The second is AI, which makes the whole question urgent rather than merely interesting. An abyss is by definition a space too large for any human budget to search, and we have now built machines that can hold and search vastly more of these spaces than we can. The obvious hope is that they are the first thing in history actually capable of navigating an abyss on our behalf. Maybe. But there’s a darker reading, and it falls straight out of the three-positions picture above. The dangerous spot on the curve was never the novice, who knows they know nothing. It was the confident middle — fluent enough to produce convincing answers, not deep enough to have seen any shore. A system that compresses an abyss it cannot perceive the edges of, and hands you that compression with total fluency and no sense of what it dropped, is the confident middle built at planetary scale. Whether AI becomes the first real navigator of the abyss or the most persuasive thing that ever mistook its map for the territory turns, I think, on a single question: whether these systems can be built to see the shore — to know the extent of their own ignorance — which so far they plainly cannot.

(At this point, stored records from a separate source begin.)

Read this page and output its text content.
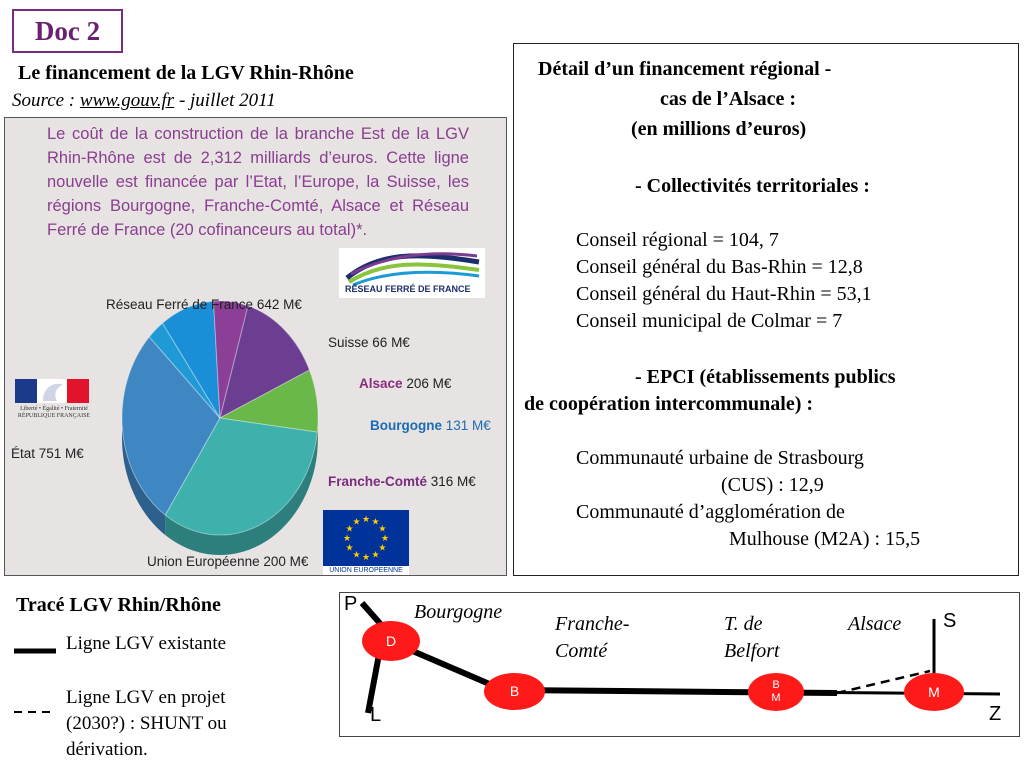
Doc 2
Le financement de la LGV Rhin-Rhône
Source : www.gouv.fr - juillet 2011
Le coût de la construction de la branche Est de la LGV Rhin-Rhône est de 2,312 milliards d’euros. Cette ligne nouvelle est financée par l’Etat, l’Europe, la Suisse, les régions Bourgogne, Franche-Comté, Alsace et Réseau Ferré de France (20 cofinanceurs au total)*.
RÉSEAU FERRÉ DE FRANCE
Liberté • Égalité • Fraternité
RÉPUBLIQUE FRANÇAISE
★ ★
★
★
★
★
★
★
★
★
★
★
UNION EUROPEENNE
Réseau Ferré de France 642 M€
Suisse 66 M€
Alsace 206 M€
Bourgogne 131 M€
Franche-Comté 316 M€
Union Européenne 200 M€
État 751 M€
Détail d’un financement régional -
cas de l’Alsace :
(en millions d’euros)
- Collectivités territoriales :
Conseil régional = 104, 7
Conseil général du Bas-Rhin = 12,8
Conseil général du Haut-Rhin = 53,1
Conseil municipal de Colmar = 7
- EPCI (établissements publics
de coopération intercommunale) :
Communauté urbaine de Strasbourg
(CUS) : 12,9
Communauté d’agglomération de
Mulhouse (M2A) : 15,5
Tracé LGV Rhin/Rhône
Ligne LGV existante
Ligne LGV en projet
(2030?) : SHUNT ou
dérivation.
Bourgogne
Franche-
Comté
T. de
Belfort
Alsace
P
L
S
Z
D
B	B
M	M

The film is built entirely out of hand-offs: one scientist, then the next, each walking into a field they don’t command, to be amazed again. That’s the posture the abyss asks for. Not mastery, which was never on offer. Just the willingness to keep walking toward the shore, and to report back honestly about the size of the sea.
Where I’m still uncertain
- Maybe the abyss is just the mirror image of the curse of expertise and doesn’t earn its own name. I don’t think so — the curse is about depth failing without flexibility, while the abyss is about the structure of the space that the flexibility is responding to — but I hold the distinction loosely.
- The Nietzsche line everyone reaches for here — “when you gaze long into an abyss, the abyss gazes also into you” — is about a different abyss: the moral and existential one, not the epistemic one. I’ve borrowed his word, not his meaning, and I’d rather say so plainly than let the borrowed gravity do unearned work.
- “Possibility space outgrows the traverser” is crisp for chess and Go, where I can actually count. It’s hand-wavier for history, or ethics, or design — fields whose space isn’t formally enumerable. I think the abyss is just as real there, but I can’t put a Shannon number on it, and I don’t want to smuggle in false precision by pretending I can.
- The hopeful branch of the AI argument leans hard on the word “see.” I don’t actually know what it would mean, in technical terms, for a model to perceive the shore of its own ignorance — and the whole optimistic case depends on that being a buildable thing.
Written with the assistance of Claude.